On Nantucket Island, people stroll along the quaint cobblestone streets shopping and having Herman Melville fantasies. They miss out on the garbage dump, possibly the stinkiest and most toxic garbage dump I've ever experienced. Really disturbing-colored stuff was seeping up onto your shoes out of the silty mud everywhere you walked. And they apparently have a lot of explosives to dispose of on Nantucket.

The past Sunday found me at Sandy Point, by the harbor at New Haven, on the sand and mud right next to the sewage treatment plant. Apparently it's a good place to find shorebirds.

I've read about medieval notions of medicine and how doctors used to think that diseases were caused by miasmas, or nasty vapors in the air. And walking out along that sandy point and breathing in little sips of air, as if that would somehow save me from the foul stench, I truly grasped how they made that connection. I didn't have my camera. Try to imagine that you are about to direct a movie set in a post-nuclear landscape and are on a quest to find the ideal location, and then you go to bed and you dream of the perfect location.

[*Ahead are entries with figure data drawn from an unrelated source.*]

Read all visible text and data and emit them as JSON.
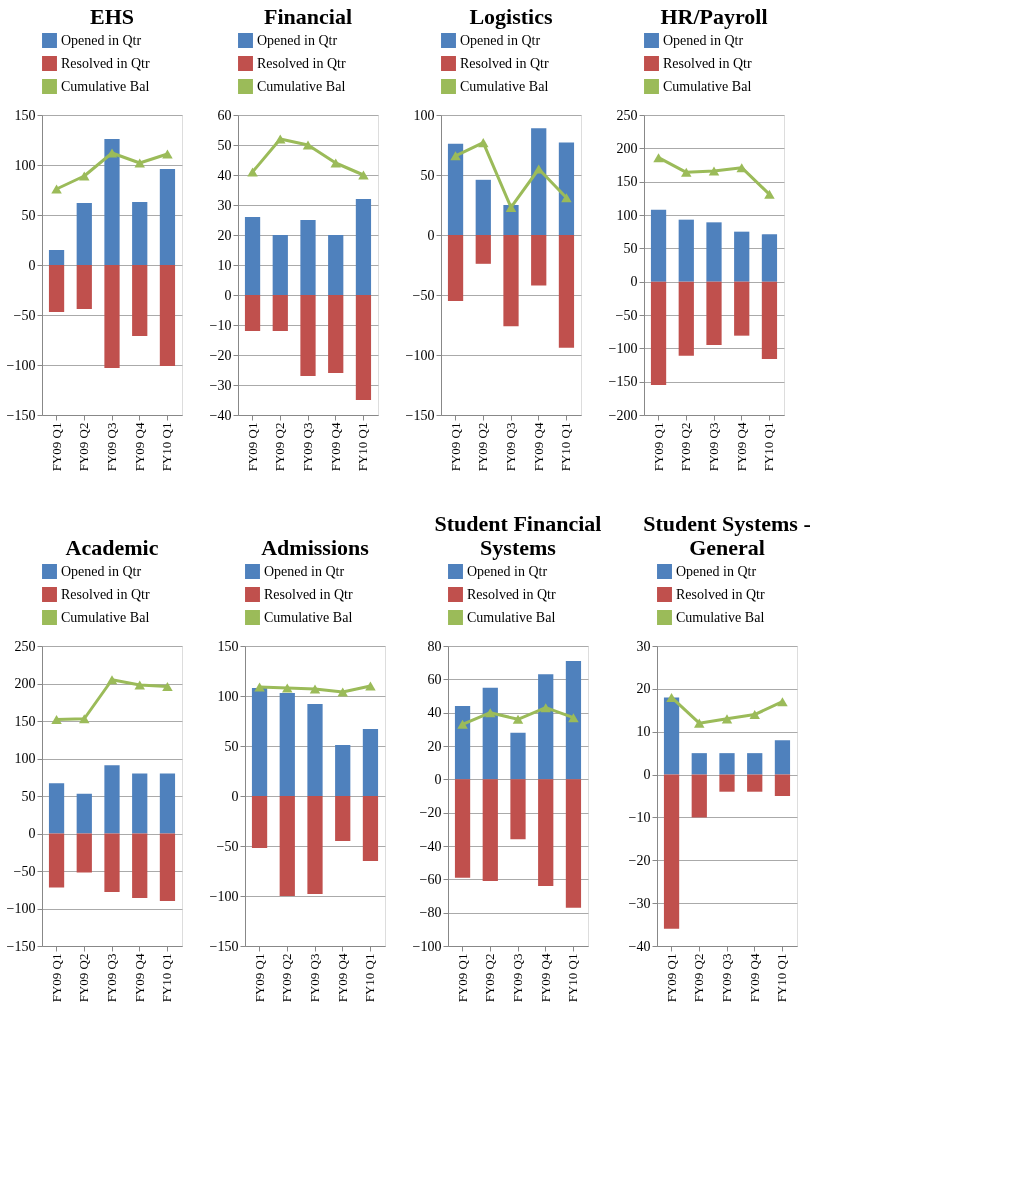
{
  "chart_data": [
    {
      "type": "bar",
      "stacked": true,
      "title": "EHS",
      "categories": [
        "FY09 Q1",
        "FY09 Q2",
        "FY09 Q3",
        "FY09 Q4",
        "FY10 Q1"
      ],
      "ylim": [
        -150,
        150
      ],
      "yticks": [
        -150,
        -100,
        -50,
        0,
        50,
        100,
        150
      ],
      "grid": "y",
      "legend": "top",
      "marker": "triangle",
      "series": [
        {
          "name": "Opened in Qtr",
          "color": "#4f81bd",
          "values": [
            15,
            62,
            126,
            63,
            96
          ]
        },
        {
          "name": "Resolved in Qtr",
          "color": "#c0504d",
          "values": [
            -47,
            -44,
            -103,
            -71,
            -101
          ]
        },
        {
          "name": "Cumulative Bal",
          "type": "line",
          "color": "#9bbb59",
          "values": [
            76,
            89,
            112,
            102,
            111
          ]
        }
      ]
    },
    {
      "type": "bar",
      "stacked": true,
      "title": "Financial",
      "categories": [
        "FY09 Q1",
        "FY09 Q2",
        "FY09 Q3",
        "FY09 Q4",
        "FY10 Q1"
      ],
      "ylim": [
        -40,
        60
      ],
      "yticks": [
        -40,
        -30,
        -20,
        -10,
        0,
        10,
        20,
        30,
        40,
        50,
        60
      ],
      "grid": "y",
      "legend": "top",
      "marker": "triangle",
      "series": [
        {
          "name": "Opened in Qtr",
          "color": "#4f81bd",
          "values": [
            26,
            20,
            25,
            20,
            32
          ]
        },
        {
          "name": "Resolved in Qtr",
          "color": "#c0504d",
          "values": [
            -12,
            -12,
            -27,
            -26,
            -35
          ]
        },
        {
          "name": "Cumulative Bal",
          "type": "line",
          "color": "#9bbb59",
          "values": [
            41,
            52,
            50,
            44,
            40
          ]
        }
      ]
    },
    {
      "type": "bar",
      "stacked": true,
      "title": "Logistics",
      "categories": [
        "FY09 Q1",
        "FY09 Q2",
        "FY09 Q3",
        "FY09 Q4",
        "FY10 Q1"
      ],
      "ylim": [
        -150,
        100
      ],
      "yticks": [
        -150,
        -100,
        -50,
        0,
        50,
        100
      ],
      "grid": "y",
      "legend": "top",
      "marker": "triangle",
      "series": [
        {
          "name": "Opened in Qtr",
          "color": "#4f81bd",
          "values": [
            76,
            46,
            25,
            89,
            77
          ]
        },
        {
          "name": "Resolved in Qtr",
          "color": "#c0504d",
          "values": [
            -55,
            -24,
            -76,
            -42,
            -94
          ]
        },
        {
          "name": "Cumulative Bal",
          "type": "line",
          "color": "#9bbb59",
          "values": [
            66,
            77,
            23,
            55,
            31
          ]
        }
      ]
    },
    {
      "type": "bar",
      "stacked": true,
      "title": "HR/Payroll",
      "categories": [
        "FY09 Q1",
        "FY09 Q2",
        "FY09 Q3",
        "FY09 Q4",
        "FY10 Q1"
      ],
      "ylim": [
        -200,
        250
      ],
      "yticks": [
        -200,
        -150,
        -100,
        -50,
        0,
        50,
        100,
        150,
        200,
        250
      ],
      "grid": "y",
      "legend": "top",
      "marker": "triangle",
      "series": [
        {
          "name": "Opened in Qtr",
          "color": "#4f81bd",
          "values": [
            108,
            93,
            89,
            75,
            71
          ]
        },
        {
          "name": "Resolved in Qtr",
          "color": "#c0504d",
          "values": [
            -155,
            -111,
            -95,
            -81,
            -116
          ]
        },
        {
          "name": "Cumulative Bal",
          "type": "line",
          "color": "#9bbb59",
          "values": [
            186,
            164,
            166,
            171,
            131
          ]
        }
      ]
    },
    {
      "type": "bar",
      "stacked": true,
      "title": "Academic",
      "categories": [
        "FY09 Q1",
        "FY09 Q2",
        "FY09 Q3",
        "FY09 Q4",
        "FY10 Q1"
      ],
      "ylim": [
        -150,
        250
      ],
      "yticks": [
        -150,
        -100,
        -50,
        0,
        50,
        100,
        150,
        200,
        250
      ],
      "grid": "y",
      "legend": "top",
      "marker": "triangle",
      "series": [
        {
          "name": "Opened in Qtr",
          "color": "#4f81bd",
          "values": [
            67,
            53,
            91,
            80,
            80
          ]
        },
        {
          "name": "Resolved in Qtr",
          "color": "#c0504d",
          "values": [
            -72,
            -52,
            -78,
            -86,
            -90
          ]
        },
        {
          "name": "Cumulative Bal",
          "type": "line",
          "color": "#9bbb59",
          "values": [
            152,
            153,
            205,
            198,
            196
          ]
        }
      ]
    },
    {
      "type": "bar",
      "stacked": true,
      "title": "Admissions",
      "categories": [
        "FY09 Q1",
        "FY09 Q2",
        "FY09 Q3",
        "FY09 Q4",
        "FY10 Q1"
      ],
      "ylim": [
        -150,
        150
      ],
      "yticks": [
        -150,
        -100,
        -50,
        0,
        50,
        100,
        150
      ],
      "grid": "y",
      "legend": "top",
      "marker": "triangle",
      "series": [
        {
          "name": "Opened in Qtr",
          "color": "#4f81bd",
          "values": [
            108,
            103,
            92,
            51,
            67
          ]
        },
        {
          "name": "Resolved in Qtr",
          "color": "#c0504d",
          "values": [
            -52,
            -100,
            -98,
            -45,
            -65
          ]
        },
        {
          "name": "Cumulative Bal",
          "type": "line",
          "color": "#9bbb59",
          "values": [
            109,
            108,
            107,
            104,
            110
          ]
        }
      ]
    },
    {
      "type": "bar",
      "stacked": true,
      "title": "Student Financial Systems",
      "categories": [
        "FY09 Q1",
        "FY09 Q2",
        "FY09 Q3",
        "FY09 Q4",
        "FY10 Q1"
      ],
      "ylim": [
        -100,
        80
      ],
      "yticks": [
        -100,
        -80,
        -60,
        -40,
        -20,
        0,
        20,
        40,
        60,
        80
      ],
      "grid": "y",
      "legend": "top",
      "marker": "triangle",
      "series": [
        {
          "name": "Opened in Qtr",
          "color": "#4f81bd",
          "values": [
            44,
            55,
            28,
            63,
            71
          ]
        },
        {
          "name": "Resolved in Qtr",
          "color": "#c0504d",
          "values": [
            -59,
            -61,
            -36,
            -64,
            -77
          ]
        },
        {
          "name": "Cumulative Bal",
          "type": "line",
          "color": "#9bbb59",
          "values": [
            33,
            40,
            36,
            43,
            37
          ]
        }
      ]
    },
    {
      "type": "bar",
      "stacked": true,
      "title": "Student Systems - General",
      "categories": [
        "FY09 Q1",
        "FY09 Q2",
        "FY09 Q3",
        "FY09 Q4",
        "FY10 Q1"
      ],
      "ylim": [
        -40,
        30
      ],
      "yticks": [
        -40,
        -30,
        -20,
        -10,
        0,
        10,
        20,
        30
      ],
      "grid": "y",
      "legend": "top",
      "marker": "triangle",
      "series": [
        {
          "name": "Opened in Qtr",
          "color": "#4f81bd",
          "values": [
            18,
            5,
            5,
            5,
            8
          ]
        },
        {
          "name": "Resolved in Qtr",
          "color": "#c0504d",
          "values": [
            -36,
            -10,
            -4,
            -4,
            -5
          ]
        },
        {
          "name": "Cumulative Bal",
          "type": "line",
          "color": "#9bbb59",
          "values": [
            18,
            12,
            13,
            14,
            17
          ]
        }
      ]
    }
  ]
}
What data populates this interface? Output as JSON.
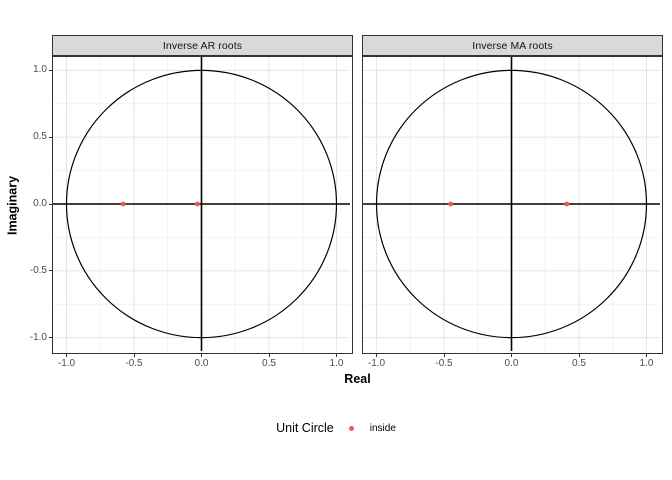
{
  "chart_data": {
    "type": "scatter",
    "title": "",
    "xlabel": "Real",
    "ylabel": "Imaginary",
    "xlim": [
      -1.1,
      1.1
    ],
    "ylim": [
      -1.1,
      1.1
    ],
    "x_ticks": [
      -1.0,
      -0.5,
      0.0,
      0.5,
      1.0
    ],
    "y_ticks": [
      1.0,
      0.5,
      0.0,
      -0.5,
      -1.0
    ],
    "x_minor_ticks": [
      -0.75,
      -0.25,
      0.25,
      0.75
    ],
    "y_minor_ticks": [
      -0.75,
      -0.25,
      0.25,
      0.75
    ],
    "grid": "on",
    "unit_circle_radius": 1.0,
    "panels": [
      {
        "title": "Inverse AR roots",
        "series": [
          {
            "name": "inside",
            "points": [
              [
                -0.58,
                0.0
              ],
              [
                -0.03,
                0.0
              ]
            ]
          }
        ]
      },
      {
        "title": "Inverse MA roots",
        "series": [
          {
            "name": "inside",
            "points": [
              [
                -0.45,
                0.0
              ],
              [
                0.41,
                0.0
              ]
            ]
          }
        ]
      }
    ],
    "legend": {
      "position": "bottom",
      "title": "Unit Circle",
      "entries": [
        {
          "label": "inside",
          "color": "#ee5a55"
        }
      ]
    },
    "colors": {
      "point": "#ee5a55",
      "strip_bg": "#d9d9d9",
      "border": "#333333",
      "grid_major": "#e4e4e4",
      "grid_minor": "#f2f2f2",
      "axis_line": "#000000",
      "circle_line": "#000000",
      "tick_text": "#4d4d4d"
    }
  }
}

This day there was little except for the usual parade of gulls, an armada of Mute Swans, and about six American Oystercatchers. I love those little black and white and vermilion fellows with their crazy long bills for winkling molluscs out of their shells. But I could go somewhere scenic to see those.

Then, while trudging back to the car, there was a plum-colored blue blob standing on the sand. A Great Blue Heron--no, it was a Tri-colored Heron. I had never seen one of those. That's because you don't, apparently, ever see many of them here. I think I actually gasped. It was the most elegant, graceful, improbably plumaged creature you could possibly hope to see while attempting not to gag because of a pesilential miasma. Utter anthropomorphizing on my part, but to me it looked like it was all dressed up for a formal dinner dance. Ready for the breeding season with a sweeping swatch of white plumage at the back of the neck. The three colors so subtle in the late-afternoon light: soft  blue, creamy white like good vanilla ice cream, and a reddish blush on the neck. It was to be but a fleeting flash of beauty. Up it rose on its chopstick-legs, and it was gone--briefly mobbed by gulls as it departed--out to roost somewhere for the night.